The questions came thick and fast — “How?”, “What?” and “What the hell?” — from the lips of Bilawal Bhutto Zardari, as hands landed on tables in resounding approval.
The speech Bilawal gave in Pakistan’s Parliament on Wednesday may have been sharply critical of the Indian government — but it aimed plenty of zingers at Imran Khan and his administration, too.
The subject? Terrorism and extremism.
How, Bilawal asked, was it possible for Pakistan to “hang elected prime ministers” but not put banned groups on trial?
His own grandfather, the former premier Zulfikar Ali Bhutto, was deposed by General Zia-ul-Haq and hanged in 1979. Zulfikar languished in jail with bleeding gums, boils and rashes, and wrote how he was “melacholy” over the “final burial” of the Pakistani Constitution of 1973.
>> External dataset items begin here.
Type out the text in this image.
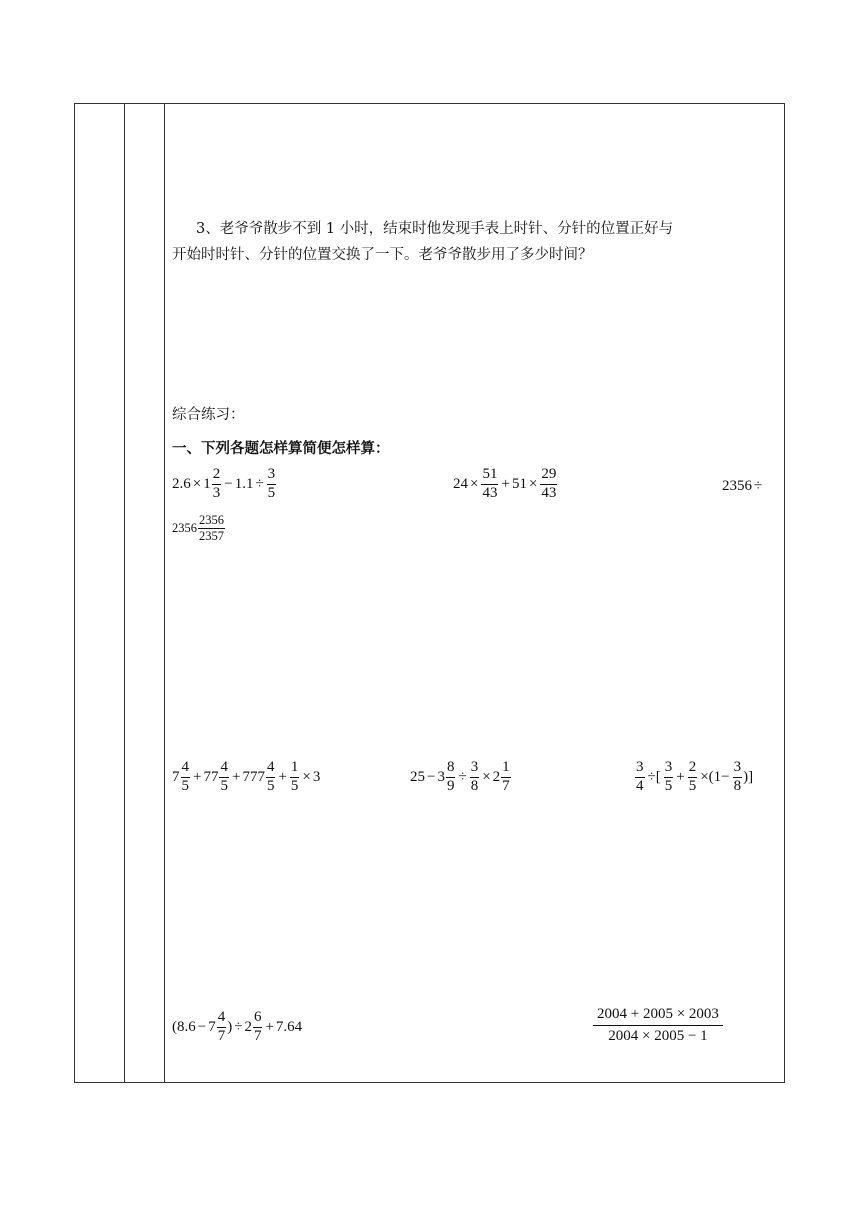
3、老爷爷散步不到 1 小时，结束时他发现手表上时针、分针的位置正好与
开始时时针、分针的位置交换了一下。老爷爷散步用了多少时间？
综合练习：
一、下列各题怎样算简便怎样算：
$2.6 \times 1 \frac{2}{3} - 1.1 \div \frac{3}{5}$	$24 \times \frac{51}{43} + 51 \times \frac{29}{43}$	2356 ÷
$2356 \frac{2356}{2357}$
$7 \frac{4}{5} + 77 \frac{4}{5} + 777 \frac{4}{5} + \frac{1}{5} \times 3$	$25 - 3 \frac{8}{9} \div \frac{3}{8} \times 2 \frac{1}{7}$	$\frac{3}{4}$ ÷[ $\frac{3}{5} + \frac{2}{5} \times(1- \frac{3}{8}$ )]
($8.6 - 7 \frac{4}{7}$ ) ÷ $2 \frac{6}{7} + 7.64$	$\frac{2004 + 2005 \times 2003}{2004 \times 2005 - 1}$
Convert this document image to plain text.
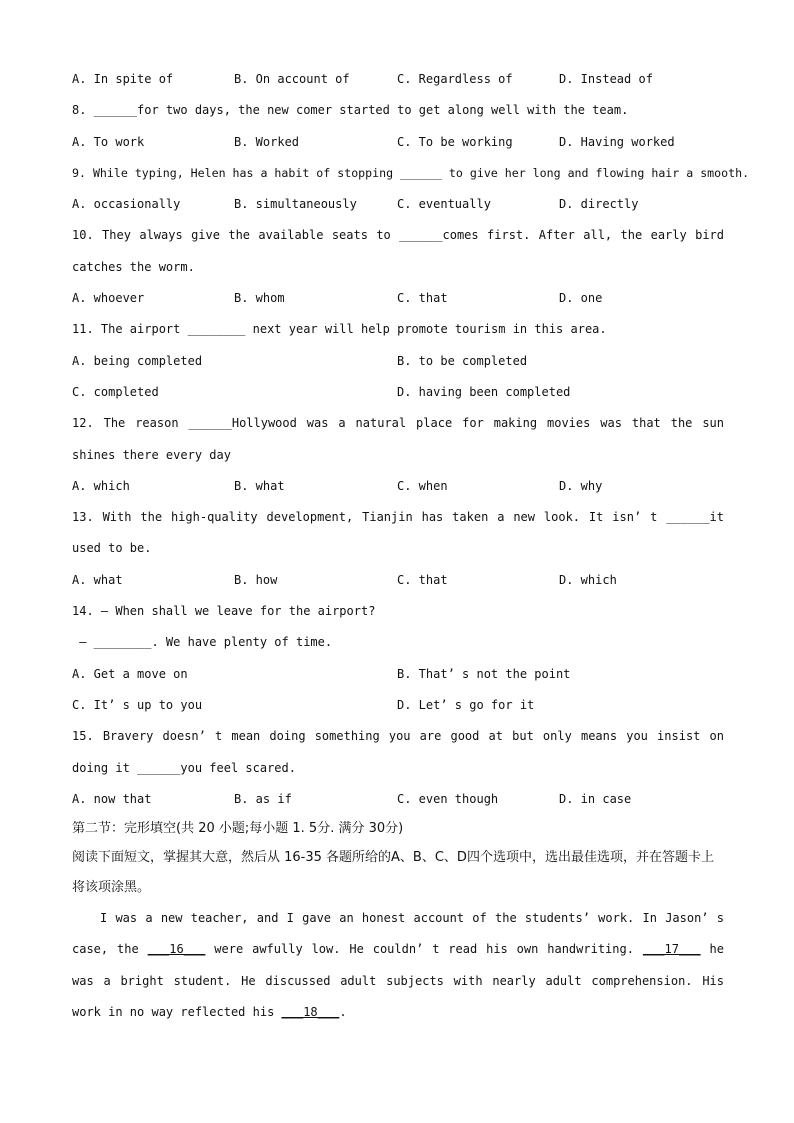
A. In spite of	B. On account of	C. Regardless of	D. Instead of
8. ______for two days, the new comer started to get along well with the team.
A. To work	B. Worked	C. To be working	D. Having worked
9. While typing, Helen has a habit of stopping ______ to give her long and flowing hair a smooth.
A. occasionally	B. simultaneously	C. eventually	D. directly
10. They always give the available seats to ______comes first. After all, the early bird catches the worm.
A. whoever	B. whom	C. that	D. one
11. The airport ________ next year will help promote tourism in this area.
A. being completed	B. to be completed
C. completed	D. having been completed
12. The reason ______Hollywood was a natural place for making movies was that the sun shines there every day
A. which	B. what	C. when	D. why
13. With the high-quality development, Tianjin has taken a new look. It isn’ t ______it used to be.
A. what	B. how	C. that	D. which
14. – When shall we leave for the airport?
– ________. We have plenty of time.
A. Get a move on	B. That’ s not the point
C. It’ s up to you	D. Let’ s go for it
15. Bravery doesn’ t mean doing something you are good at but only means you insist on doing it ______you feel scared.
A. now that	B. as if	C. even though	D. in case
第二节：完形填空(共 20 小题;每小题 1. 5分. 满分 30分)
阅读下面短文，掌握其大意，然后从 16-35 各题所给的A、B、C、D四个选项中，选出最佳选项，并在答题卡上将该项涂黑。
I was a new teacher, and I gave an honest account of the students’ work. In Jason’ s case, the ___16___ were awfully low. He couldn’ t read his own handwriting. ___17___ he was a bright student. He discussed adult subjects with nearly adult comprehension. His work in no way reflected his ___18___.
“We don’t need to fight terrorism, extremism, banned organisations…” Bilawal said in his speech, “…because the world wants us to, because we are under international pressure, because we are under India’s pressure.”
Then he went on the offensive, firing question after question.
“What happened to combatting hate speech and reforming our curriculum?”
“What happened to combatting terrorist financing and terror-related money laudering?”
“And, Mr Speaker, what the hell is mainstreaming?”
Here, watch this excerpt.
How is it possible that we hang elected prime ministers but we can’t banned orgs on trial? There is ehtesab only for the opposition but none for the banned orgs – There can be a JIT on my breakfast but there can’t be a JIT on banned orgs: Bilawal Bhutto Zardari in Parliament pic.twitter.com/NAn7S0ok1g
omar r quraishi (@omar_quraishi) March 6, 2019
But Bilawal Bhutto Zardari toed the Pakistani line on recent events. He denied, for example, that the suicide bombing Pulwama was masterminded in his country, blaming it instead on a Kashmiri youth’s anger at India.
Jaish-e-Mohammed, a Pakistan-based group, claimed responsibility for the attack, and the Indian Army has said Pakistan’s spy agency ISI was involved.
Tensions between India and Pakistan skyrocketed when New Delhi announced a pre-emptive strike on Jaish-e-Mohammed in Khyber-Pakhtunkhwa province last week, and Pakistan responded by sending its jets into India to try — unsuccessfully — to target military installations.
But there has been no further escalation since Pakistan returned an Indian pilot who was captured after he took down a Pakistani F-16 with a MiG-21 Bison.